GELDERSHEIM

Wohlfühlen in Galderschumm

Auf der Alm: Reiner Brand als Narr. Foto: Barbara Wolz

Unter dem Motto „Es ist so weit, Stadlzeit“ stellte der Faschingsverein Biegenbacher 11 ein zünftiges Programm auf die Beine. In der zur Biegenbach-Alm umfunktionierten Sporthalle führten die Sitzungspräsidenten Reiner Brand und Harald Schubert vor vollem Haus durch den kurzweiligen Abend. Sowohl Nachwuchstalente als auch „alte Hasen“ boten in Geldersheim Sketche, Tanzeinlagen und Büttenreden.

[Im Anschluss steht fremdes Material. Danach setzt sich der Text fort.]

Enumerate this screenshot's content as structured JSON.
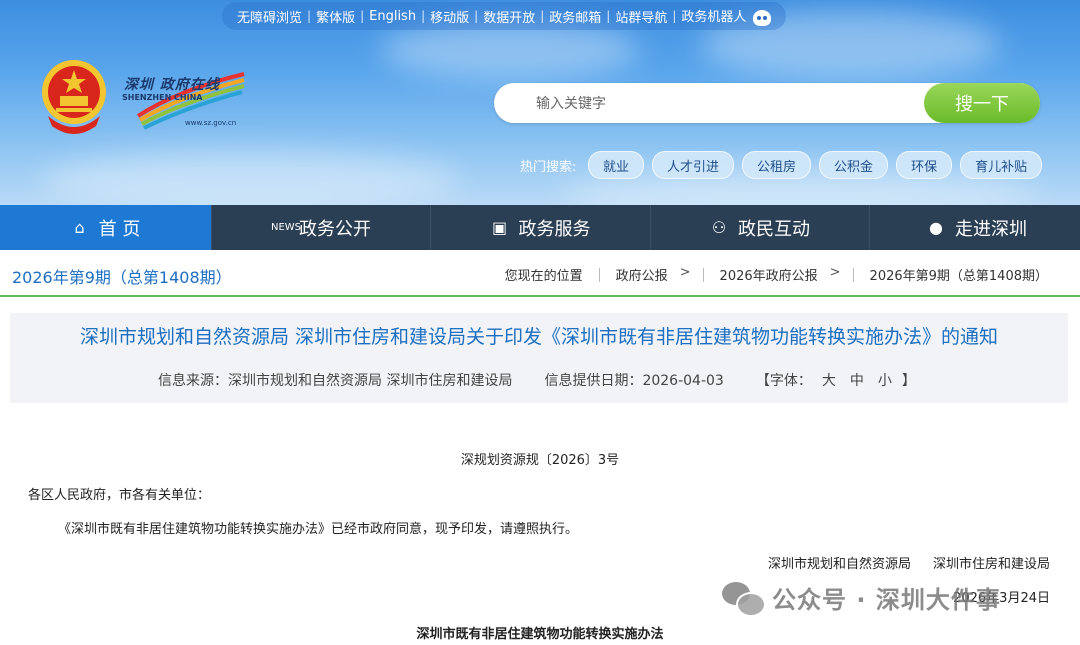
{
  "header": {
    "top_links": [
      "无障碍浏览",
      "繁体版",
      "English",
      "移动版",
      "数据开放",
      "政务邮箱",
      "站群导航",
      "政务机器人"
    ],
    "logo": {
      "name_cn": "深圳 政府在线",
      "name_en": "SHENZHEN CHINA",
      "url": "www.sz.gov.cn"
    },
    "search": {
      "placeholder": "输入关键字",
      "button": "搜一下"
    },
    "hot_search": {
      "label": "热门搜索:",
      "tags": [
        "就业",
        "人才引进",
        "公租房",
        "公积金",
        "环保",
        "育儿补贴"
      ]
    }
  },
  "nav": {
    "items": [
      {
        "label": "首 页",
        "icon": "home-icon"
      },
      {
        "label": "政务公开",
        "icon": "news-icon"
      },
      {
        "label": "政务服务",
        "icon": "monitor-icon"
      },
      {
        "label": "政民互动",
        "icon": "people-icon"
      },
      {
        "label": "走进深圳",
        "icon": "compass-icon"
      }
    ]
  },
  "issue": "2026年第9期（总第1408期）",
  "breadcrumb": [
    "您现在的位置",
    "政府公报",
    "2026年政府公报",
    "2026年第9期（总第1408期）"
  ],
  "article": {
    "title": "深圳市规划和自然资源局 深圳市住房和建设局关于印发《深圳市既有非居住建筑物功能转换实施办法》的通知",
    "source": "信息来源：深圳市规划和自然资源局 深圳市住房和建设局",
    "date": "信息提供日期：2026-04-03",
    "font_label": "【字体：",
    "font_sizes": [
      "大",
      "中",
      "小"
    ],
    "font_close": "】"
  },
  "body": {
    "doc_number": "深规划资源规〔2026〕3号",
    "salutation": "各区人民政府，市各有关单位：",
    "paragraph": "《深圳市既有非居住建筑物功能转换实施办法》已经市政府同意，现予印发，请遵照执行。",
    "signers": [
      "深圳市规划和自然资源局",
      "深圳市住房和建设局"
    ],
    "sign_date": "2026年3月24日",
    "watermark": "公众号 · 深圳大件事",
    "heading": "深圳市既有非居住建筑物功能转换实施办法"
  },
  "colors": {
    "nav_bg": "#2a3f54",
    "nav_active": "#1d79d4",
    "link_blue": "#1d6fc2",
    "search_green": "#7cc43f"
  }
}
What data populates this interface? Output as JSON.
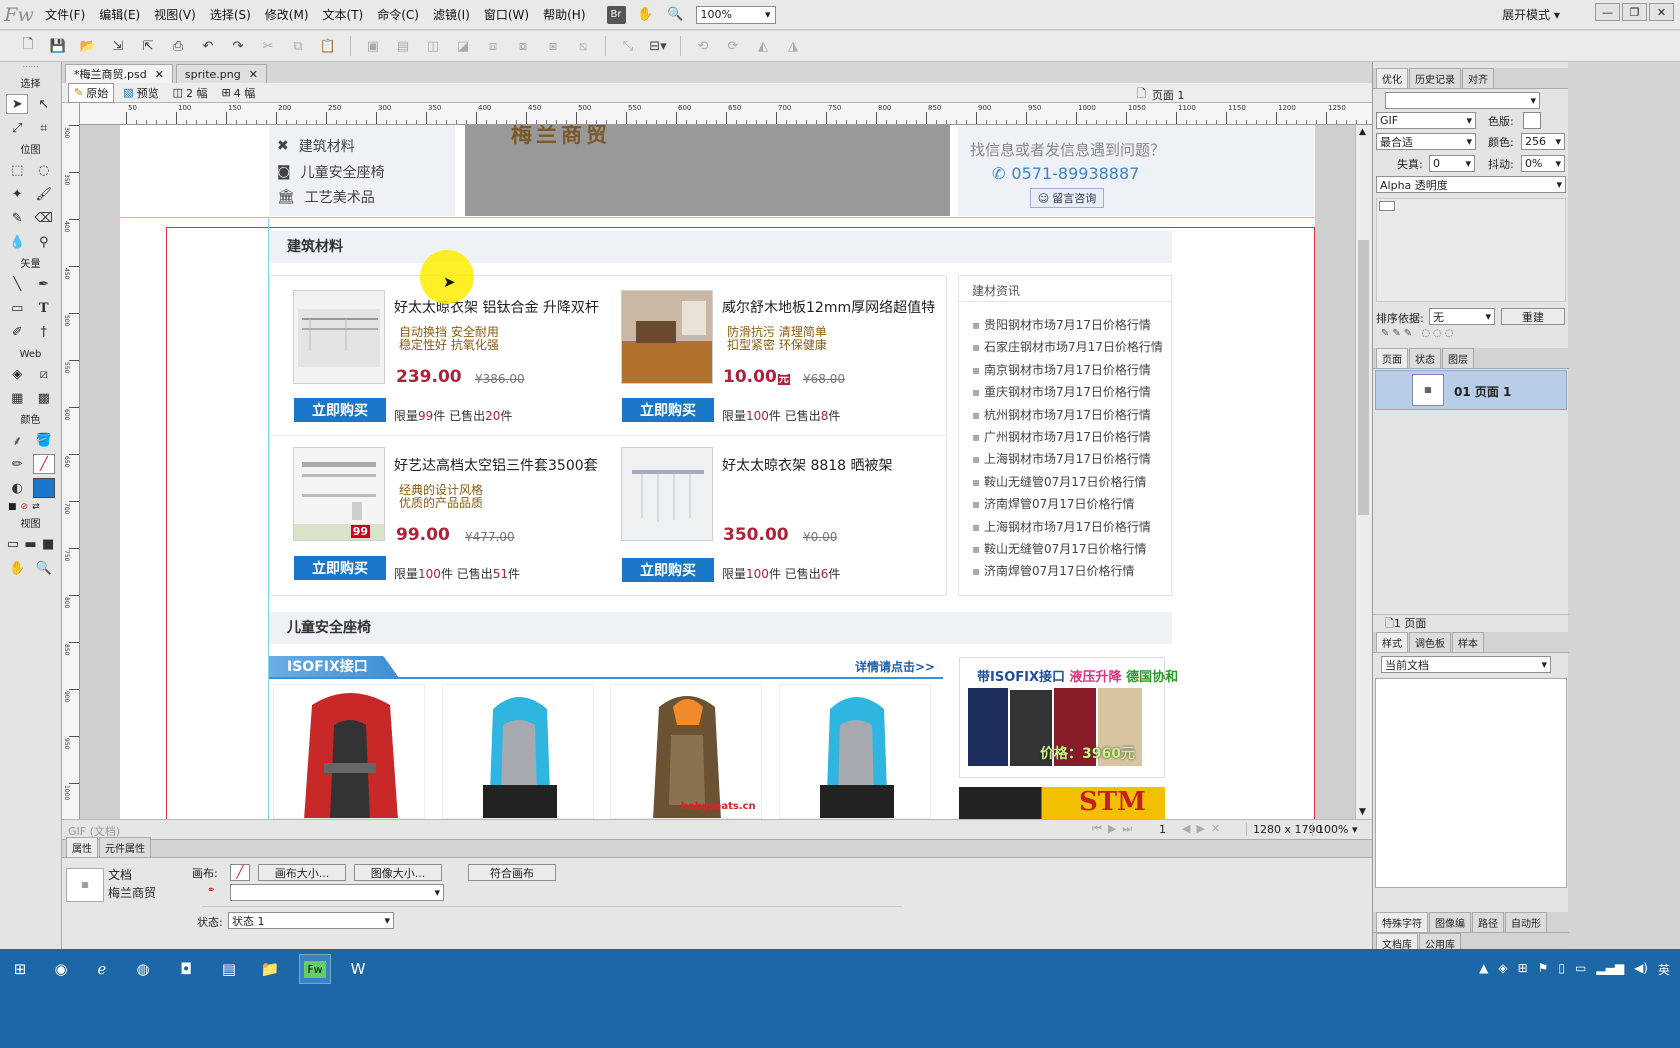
{
  "app": {
    "logo": "Fw",
    "menus": [
      "文件(F)",
      "编辑(E)",
      "视图(V)",
      "选择(S)",
      "修改(M)",
      "文本(T)",
      "命令(C)",
      "滤镜(I)",
      "窗口(W)",
      "帮助(H)"
    ],
    "bridge": "Br",
    "zoom": "100%",
    "workspace": "展开模式"
  },
  "tools": {
    "select": "选择",
    "bitmap": "位图",
    "vector": "矢量",
    "web": "Web",
    "colors": "颜色",
    "view": "视图"
  },
  "tabs": [
    {
      "label": "*梅兰商贸.psd"
    },
    {
      "label": "sprite.png"
    }
  ],
  "views": {
    "original": "原始",
    "preview": "预览",
    "two": "2 幅",
    "four": "4 幅",
    "page": "页面 1"
  },
  "ruler": {
    "top": [
      "50",
      "100",
      "150",
      "200",
      "250",
      "300",
      "350",
      "400",
      "450",
      "500",
      "550",
      "600",
      "650",
      "700",
      "750",
      "800",
      "850",
      "900",
      "950",
      "1000",
      "1050",
      "1100",
      "1150",
      "1200",
      "1250"
    ],
    "left": [
      "300",
      "350",
      "400",
      "450",
      "500",
      "550",
      "600",
      "650",
      "700",
      "750",
      "800",
      "850",
      "900",
      "950",
      "1000"
    ]
  },
  "doc": {
    "side_items": [
      "建筑材料",
      "儿童安全座椅",
      "工艺美术品"
    ],
    "banner_text": "梅兰商贸",
    "help": {
      "question": "找信息或者发信息遇到问题？",
      "phone": "0571-89938887",
      "consult": "留言咨询"
    },
    "section1": "建筑材料",
    "products": [
      {
        "title": "好太太晾衣架 铝钛合金 升降双杆",
        "desc1": "自动换挡  安全耐用",
        "desc2": "稳定性好  抗氧化强",
        "price": "239.00",
        "old": "¥386.00",
        "buy": "立即购买",
        "limit_pre": "限量",
        "limit": "99",
        "limit_mid": "件  已售出",
        "sold": "20",
        "limit_post": "件"
      },
      {
        "title": "威尔舒木地板12mm厚网络超值特",
        "desc1": "防滑抗污  清理简单",
        "desc2": "扣型紧密  环保健康",
        "price": "10.00",
        "old": "¥68.00",
        "buy": "立即购买",
        "limit_pre": "限量",
        "limit": "100",
        "limit_mid": "件  已售出",
        "sold": "8",
        "limit_post": "件"
      },
      {
        "title": "好艺达高档太空铝三件套3500套",
        "desc1": "经典的设计风格",
        "desc2": "优质的产品品质",
        "price": "99.00",
        "old": "¥477.00",
        "buy": "立即购买",
        "limit_pre": "限量",
        "limit": "100",
        "limit_mid": "件  已售出",
        "sold": "51",
        "limit_post": "件"
      },
      {
        "title": "好太太晾衣架 8818 晒被架",
        "desc1": "",
        "desc2": "",
        "price": "350.00",
        "old": "¥0.00",
        "buy": "立即购买",
        "limit_pre": "限量",
        "limit": "100",
        "limit_mid": "件  已售出",
        "sold": "6",
        "limit_post": "件"
      }
    ],
    "img_badge": "99",
    "price_suffix": "元",
    "news_title": "建材资讯",
    "news": [
      "贵阳钢材市场7月17日价格行情",
      "石家庄钢材市场7月17日价格行情",
      "南京钢材市场7月17日价格行情",
      "重庆钢材市场7月17日价格行情",
      "杭州钢材市场7月17日价格行情",
      "广州钢材市场7月17日价格行情",
      "上海钢材市场7月17日价格行情",
      "鞍山无缝管07月17日价格行情",
      "济南焊管07月17日价格行情",
      "上海钢材市场7月17日价格行情",
      "鞍山无缝管07月17日价格行情",
      "济南焊管07月17日价格行情"
    ],
    "section2": "儿童安全座椅",
    "isofix": "ISOFIX接口",
    "details": "详情请点击>>",
    "seat_brand": "babyseats.cn",
    "ad": {
      "t1": "带ISOFIX接口",
      "t2": "液压升降",
      "t3": "德国协和",
      "price": "价格：3960元",
      "stm": "STM"
    }
  },
  "status": {
    "format": "GIF (文档)",
    "frame": "1",
    "size": "1280 x 1790",
    "zoom": "100%"
  },
  "right": {
    "tabs1": [
      "优化",
      "历史记录",
      "对齐"
    ],
    "format": "GIF",
    "palette_label": "色版:",
    "fit": "最合适",
    "colors_label": "颜色:",
    "colors": "256",
    "loss_label": "失真:",
    "loss": "0",
    "dither_label": "抖动:",
    "dither": "0%",
    "alpha": "Alpha 透明度",
    "sort_label": "排序依据:",
    "sort": "无",
    "rebuild": "重建",
    "tabs2": [
      "页面",
      "状态",
      "图层"
    ],
    "page_item": "01 页面 1",
    "page_count": "1 页面",
    "tabs3": [
      "样式",
      "调色板",
      "样本"
    ],
    "style_doc": "当前文档",
    "tabs4": [
      "特殊字符",
      "图像编",
      "路径",
      "自动形"
    ],
    "tabs5": [
      "文档库",
      "公用库"
    ]
  },
  "props": {
    "tab1": "属性",
    "tab2": "元件属性",
    "doc_label": "文档",
    "doc_name": "梅兰商贸",
    "canvas_label": "画布:",
    "canvas_size": "画布大小...",
    "image_size": "图像大小...",
    "fit_canvas": "符合画布",
    "state_label": "状态:",
    "state": "状态 1"
  },
  "taskbar": {
    "lang": "英"
  },
  "colors": {
    "accent": "#1a77c9",
    "price": "#b0213a",
    "taskbar": "#1c67a8"
  }
}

Tanzmariechen Ellis Jungk eröffnete den Reigen. Ihr folgte das Schülerduo Nico und Noah, das kräftig über die Schüler-Lehrer-Beziehung lästerte. Ganz andere Sorgen trieben Lehrer Lämpel alias Michael von Prümmer um. Der gern gesehene Gast aus Oberthulba las in seiner geschliffenen Rede der Politik und der Wirtschaft die Leviten.

Fesch in Dirndl und Lederhose begeisterten die Jüngsten, die Biegenbacher Kids, mit dem Gangnam Style. Die Lachmuskeln strapazierte Ulla Moreth als Torsten. Wie erlebte der Schüler aus Westfalen seinen ersten Urlaub in Bayern? Die Sprache rätselhaft, die Essgewohnheiten befremdlich. Nach einem schmissigen Tanz der Kleinen Garde enterten die Vorbergschnepfen die Bühne. Mit ihrem musikalischen Begleiter Wolfram Funke ließen Liss Full, Michaela Fuß, Edith Hübner und Susanne Kundmüller das Dorfgeschehen mit viel Augenzwinkern Revue passieren. „Wohlfühlen in Galderschumm“, ob in Gärten, am Feuerwehrstützpunkt, an der Kirchweih oder beim Feuerwerk zum Jubiläumsjahr – überall finden die spöttischen Schnepfen ihre Themen. Im Anschluss irrte Sven Linke völlig orientierungslos als Urlauber über die Bühne.

Mit dem schwungvollen Auftritt der Großen Garde (trainiert von Patricia Weber) begann der zweite Sitzungsteil. Jede Menge Lacher ernteten zwei Damen im Reisezug (Barbara Mauder und Regina Moreth), die während der Fahrt mit Schminken beschäftigt waren. In der Not greift Frau auf Mehl und Marmelade zurück. Reiner Brand als Narr dachte laut über das TV-Programm nach. Allerlei peinliche Zurschaustellung und Verdummung der Zuschauer sind salonfähig geworden.

Bestens gelaunt präsentierten sich Petra Bohrer und Petra Egger als Senioren beim Discobesuch. Für Lachtränen sorgte die alte Dame Ida Bartenstein. Sie sprach über ihr knackiges Alter. Ein Hingucker war das Männerballett in hautengen Aerobic-Trikots. Dann stürmte die neu formierte Tanzgruppe Wildwechsel auf die Bretter. Die Choreografie von Susanne Kundmüller und Christine Volk begeisterte die Zuschauer. Liss Full und Florian Christ präsentierten ein Wunschkonzert der besonderen Art. Die Plüschlätzchen persiflierten „Bauer sucht Frau“. Und zum Finale erklommen noch einmal alle Mitwirkenden die Bühne. Riesenapplaus.

Weitere Termine: Samstag, 2. Februar, 19.11; Sonntag, 3. Februar, 13.11 Uhr.